Mike Smith runs one of Edinburgh’s best loved watering-holes, the Bow Bar, located in the heart of the famous Old Town. There he manages an award-winning array of taps featuring all that’s best and brightest in the contemporary craft beer scene.

Mike is also leading the campaign to have a permanent ANZAC memorial located in his adopted home town.

Here Mike talks to Edinburgh-based writer, Dan Lentell (who helps Ken run Warrior to Worrier), about the campaign and how it will help commemorate and celebrate the heroes and heroism associated with the ANZAC banner.

What first brought you to Edinburgh and what made you stay?

Well my father is from Glasgow, so I hold a British passport. My initial plan was to spend 4 years living in Edinburgh for a change of scene and work as an artist. I was hoping to gain some inspiration for my artwork while living here and then hold a few exhibitions. I have had 2 exhibitions, including one solo, since then.

What made me stay? Other than loving the city, I met a girl. I met my lovely wife over here in 2006 and we married in 2009. We now have the house and cat, and I’m very happy.

A generation ago ANZAC Day (25 April) had somewhat fallen out of fashion Down Under. Now it’s (rightly) a big deal again. What changed?

Well there was the political protests against Australia’s involvement in the Vietnam War and conscription, during this unrest ‘celebrating’ our troops then became very divisive.
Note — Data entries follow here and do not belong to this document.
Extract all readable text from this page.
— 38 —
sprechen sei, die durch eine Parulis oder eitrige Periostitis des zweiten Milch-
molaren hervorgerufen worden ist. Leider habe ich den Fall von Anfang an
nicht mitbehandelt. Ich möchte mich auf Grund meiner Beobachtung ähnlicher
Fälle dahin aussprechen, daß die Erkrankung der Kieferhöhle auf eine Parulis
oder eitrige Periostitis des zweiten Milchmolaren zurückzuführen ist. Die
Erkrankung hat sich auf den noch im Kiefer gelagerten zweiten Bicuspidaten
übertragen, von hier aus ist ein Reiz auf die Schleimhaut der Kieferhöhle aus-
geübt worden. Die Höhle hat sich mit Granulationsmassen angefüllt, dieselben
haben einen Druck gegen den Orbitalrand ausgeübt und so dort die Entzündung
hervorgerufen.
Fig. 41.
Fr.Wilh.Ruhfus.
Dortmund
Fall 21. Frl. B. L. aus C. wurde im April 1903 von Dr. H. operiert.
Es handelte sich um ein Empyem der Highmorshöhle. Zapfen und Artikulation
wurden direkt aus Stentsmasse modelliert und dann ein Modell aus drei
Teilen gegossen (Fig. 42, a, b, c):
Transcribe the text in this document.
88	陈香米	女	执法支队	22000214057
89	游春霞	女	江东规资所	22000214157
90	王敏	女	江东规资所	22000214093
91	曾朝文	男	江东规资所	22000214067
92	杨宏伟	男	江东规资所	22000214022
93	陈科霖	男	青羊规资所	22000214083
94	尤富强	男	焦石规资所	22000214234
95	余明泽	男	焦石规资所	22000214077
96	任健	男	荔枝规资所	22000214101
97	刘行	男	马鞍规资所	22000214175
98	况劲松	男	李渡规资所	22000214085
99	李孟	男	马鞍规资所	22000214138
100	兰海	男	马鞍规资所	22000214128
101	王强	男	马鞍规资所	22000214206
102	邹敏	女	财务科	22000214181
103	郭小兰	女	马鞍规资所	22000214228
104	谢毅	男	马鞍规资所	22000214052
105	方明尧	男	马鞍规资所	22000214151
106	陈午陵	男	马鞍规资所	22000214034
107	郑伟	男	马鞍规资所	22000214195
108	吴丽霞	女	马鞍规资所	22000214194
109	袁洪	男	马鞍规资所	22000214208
As the last of the original ANZAC Diggers became fewer and fewer, the ANZAC remembrance returned in favour, and we had that debt of gratitude to make while we still could and for the next generation.

In  15 years or so, ANZAC Day has become more of a National Day for many young Australians – you see the flag capes and Southern Cross tattoos and it’s a very patriotic festival feel in some places. National identity plays a big role Down Under when it comes to reflecting on our national day of remembrance, and I believe there has been a lot of national soul-searching recently about where to go with ANZAC Day.

What made you decide there was a need for an ANZAC memorial in the Scottish capital? Isn’t there enough room for commemoration services at the Scottish National War Memorial [located in the castle]?

The ANZAC Day and Gallipoli Service is a brilliant event and very highly represented by all the appropriate dignitaries. Every year, it is a packed out affair with people not making it inside the National War Memorial. I managed to get away from work for an hour and made it for the first time this year, and glad I was I there for it.

As important as the service is, it is extremely limited to members of the public due to size restrictions and reserved seating. But it is the fact that Edinburgh is a permanent home to many ex-pats from Australia and New Zealand, including even more as a temporary home, plus we have all the tourists passing through. A public memorial that is easily accessible would be something of a focal point for us, not only on ANZAC Day but every day of the year.

“If I don’t do it, no one will.”

The campaign is a major undertaking. What made you decide to take up this cause in particular?

It was an idea that got me thinking, and the more I thought about it and mentioned it to others, the more convinced I was that it should happen. Of course, it is one of those things, “if I don’t do it, no one will”.

My mother’s parents both served in the Royal Australian Air Force, her father was based in Darwin, and survived many bombing raids from the Japanese. Her mother’s father served with the British in the trenches of WWI and then with the Australians in North Africa during WWII against Rommel. My father’s grandfather served in the Gordon Highlanders in Belgium in WWI and his father was in the Royal Engineers.

What kind of support are you getting, or are you hoping to get, from the Australian and New Zealand governments, or the British Government and Commonwealth War Graves Commission for that matter?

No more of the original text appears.